Tarifas de Trump sobre suco de laranja podem causar desemprego no Brasil

Decisão pode promover alto índice de desemprego no Cinturão Citrícola, alerta executivo

Por Redação

REDAÇÃO

10/07/2025 • 15:32 • Atualizado em 10/07/2025 • 15:32

Em uma análise recente sobre o impacto das decisões comerciais dos Estados Unidos sobre o setor de suco de laranja brasileiro, Ibiapaba Netto, diretor executivo da Citrus Brasil, expressou preocupações significativas. Segundo Netto, o mercado americano é crucial para as exportações brasileiras de suco de laranja , correspondendo a 41,7% do total exportado, o que representou cerca de 1.3 bilhão de dólares na última safra, encerrada em 30 de junho.

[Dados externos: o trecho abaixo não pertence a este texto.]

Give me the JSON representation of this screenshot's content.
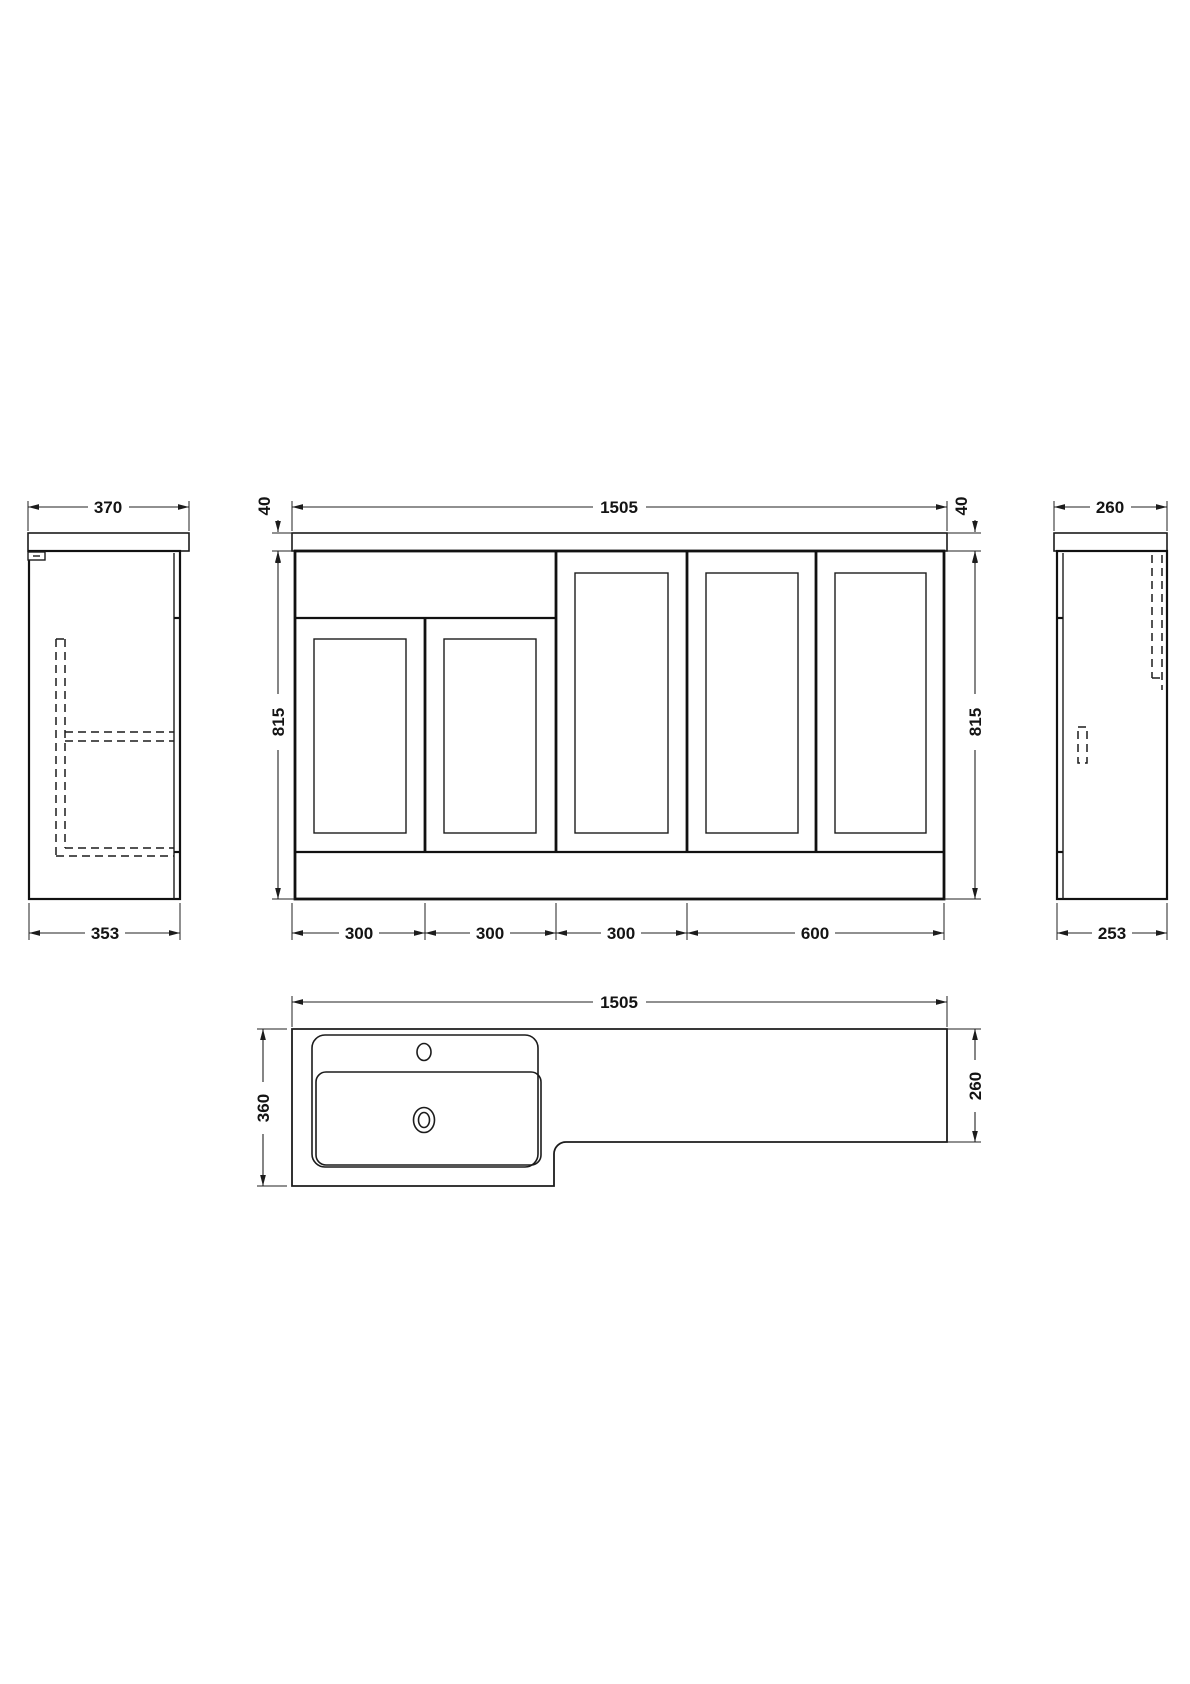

"Vão ser tempos extremamente difíceis. Isso eu não tenho dúvida", afirmou Netto sobre as possíveis consequências de tarifas adicionais propostas pelo presidente Donald Trump. A imposição dessas tarifas poderia levar à necessidade de redirecionar o suco que seria exportado para os EUA para outros mercados, potencialmente causando uma saturação e consequente depreciação do valor do suco nesses mercados alternativos .

Netto destacou a importância da negociação para mitigar esses impactos. "A diplomacia sempre tem os meios, os caminhos de resolver", disse ele ao Manhã Bandeirantes, ressaltando a necessidade de uma abordagem técnica e pragmática nas discussões. Ele mencionou que o setor de suco de laranja é vital para a economia brasileira, sustentando aproximadamente 200.000 empregos diretos safristas e 55.000 empregos indiretos anualmente, muitos dos quais são de partes vulneráveis da população .

Além das preocupações com o mercado americano, Netto também discutiu as dificuldades gerais nas relações comerciais do Brasil com outros blocos e países. Ele citou o lento progresso em negociações como o acordo Mercosul-União Europeia, que beneficiaria diretamente o setor de suco de laranja mas ainda não foi implementado, e outras negociações em curso com a Índia e a Coreia do Sul, que enfrentam resistências internas e protecionismo.

O cenário atual coloca o Brasil, o maior exportador de suco de laranja do mundo, em uma posição delicada, onde a habilidade do governo em negociar será crucial para o futuro do setor. "Se correr o bicho pega, se ficar o bicho come", concluiu Netto, enfatizando a urgência e a complexidade dos desafios que o setor enfrenta.